Tableau 5.5. Présence des firmes de l’échantillon dans les différents domaines technologiques (DT-30), évolution entre 1988-1990 et 1994-1996
  1988-1990 1994-1996 Évolution
Domaine technologique (DT-30) Nb de firmes relevant du domaine (a) Nb de firmes actives dans le domaine (c) Nb de firmes relevant du domaine (a) Nb de firmes actives dans le domaine (c) Entrées (+) et sorties (-) nettes (d)

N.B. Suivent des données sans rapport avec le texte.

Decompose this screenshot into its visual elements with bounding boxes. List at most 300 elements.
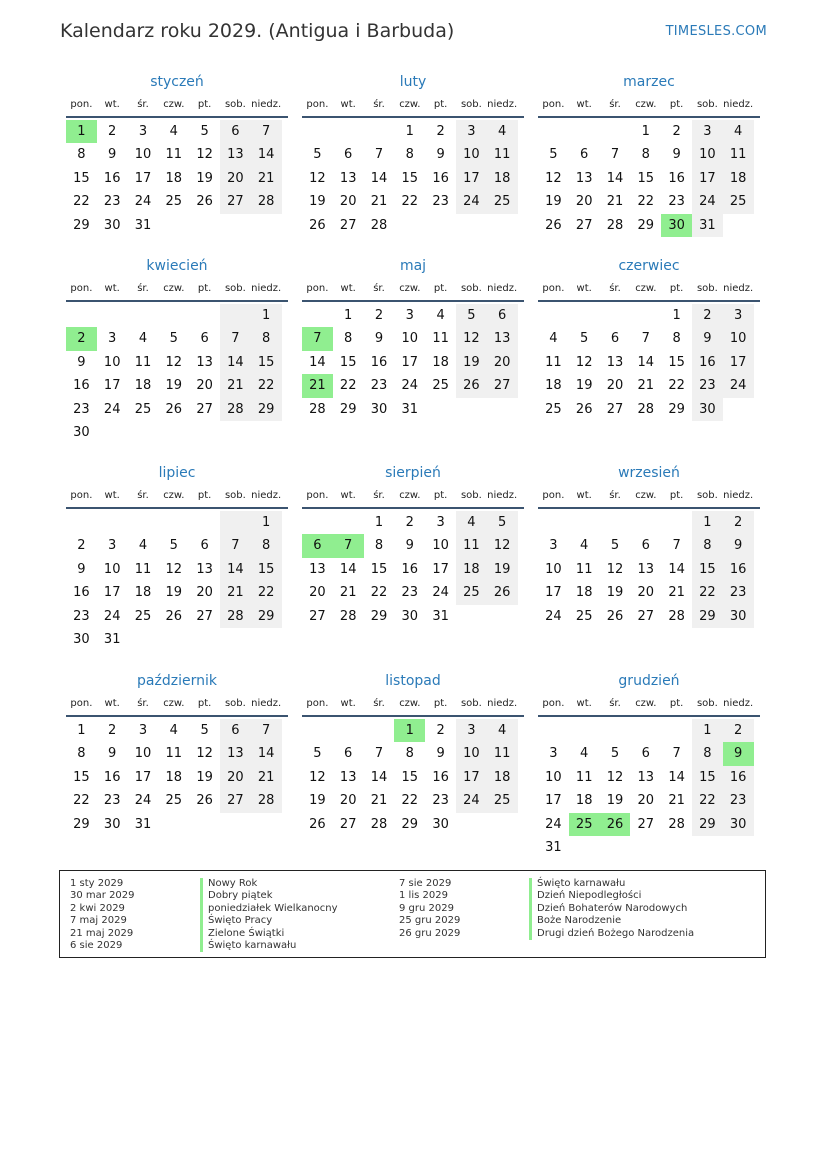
day-cell: 20 — [575, 194, 593, 210]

Environement - pollution (b) 118 1 168 + 50
Informatique 10 145 13 191 + 46
Composants électriques 16 232 16 275 + 43
Procédés techniques 12 235 12 277 + 42
Manutention - imprimerie 16 235 15 277 + 42
Chimie de base - pétrole 12 201 11 242 + 41
Analyse et mesure 23 280 21 319 + 39
Composants mécaniques 8 190 9 229 + 39
Transports 19 133 20 172 + 39
Moteurs - pompes - turbines 10 116 15 152 + 36
Equipement des ménages 11 189 11 225 + 36
Machines-outils 2 183 2 215 + 32
Traitements surface 4 224 2 255 + 31
B.T.P. 3 138 4 169 + 31
Optique 14 188 12 218 + 30
Télécommunications 29 158 34 187 + 29
Chimie organique 35 175 34 203 + 28
App. agricoles, alimentation 2 79 2 106 + 27
Chimie macromoléculaire 40 205 34 229 + 24
Procedes thermiques (b) 121 (b) 145 + 24
Ingénierie medicale 14 167 13 189 + 22
Travail materiaux 12 235 9 256 + 21
Materiaux - metallurgie 9 208 8 229 + 21
Audiovisuel 5 150 4 166 + 16
Produits agricoles et alim. 3 88 4 104 + 16
Pharmacie - cosmétiques 17 145 22 160 + 15
Biotechnologies 10 143 13 158 + 15
Spatial - armement 1 55 1 64 + 9
Semiconducteurs 4 160 7 168 + 8
Techniques nucléaires 4 82 1 78 - 4
(a) Le nombre de firmes relevant d’un domaine technologique est susceptible de varier d’une période sur l’autre. Ces glissements sont dus au fait que le domaine technologique d’appartenance n’est pas immuable : il correspond au domaine technologique dans lequel une firme dépose le plus de brevets à une période donnée. Les glissements sont néanmoins limités à des domaines technologiquement connexes.
(b) Aucune firme ne relève du domaine technologique.
(c) Y compris les firmes relevant du domaine technologique considéré.
(d) C’est-à-dire : différence entre le nombre total de firmes actives dans le domaine technologique considéré en 1994-1996 et le nombre total de firmes actives dans ce domaine en 1988-1990.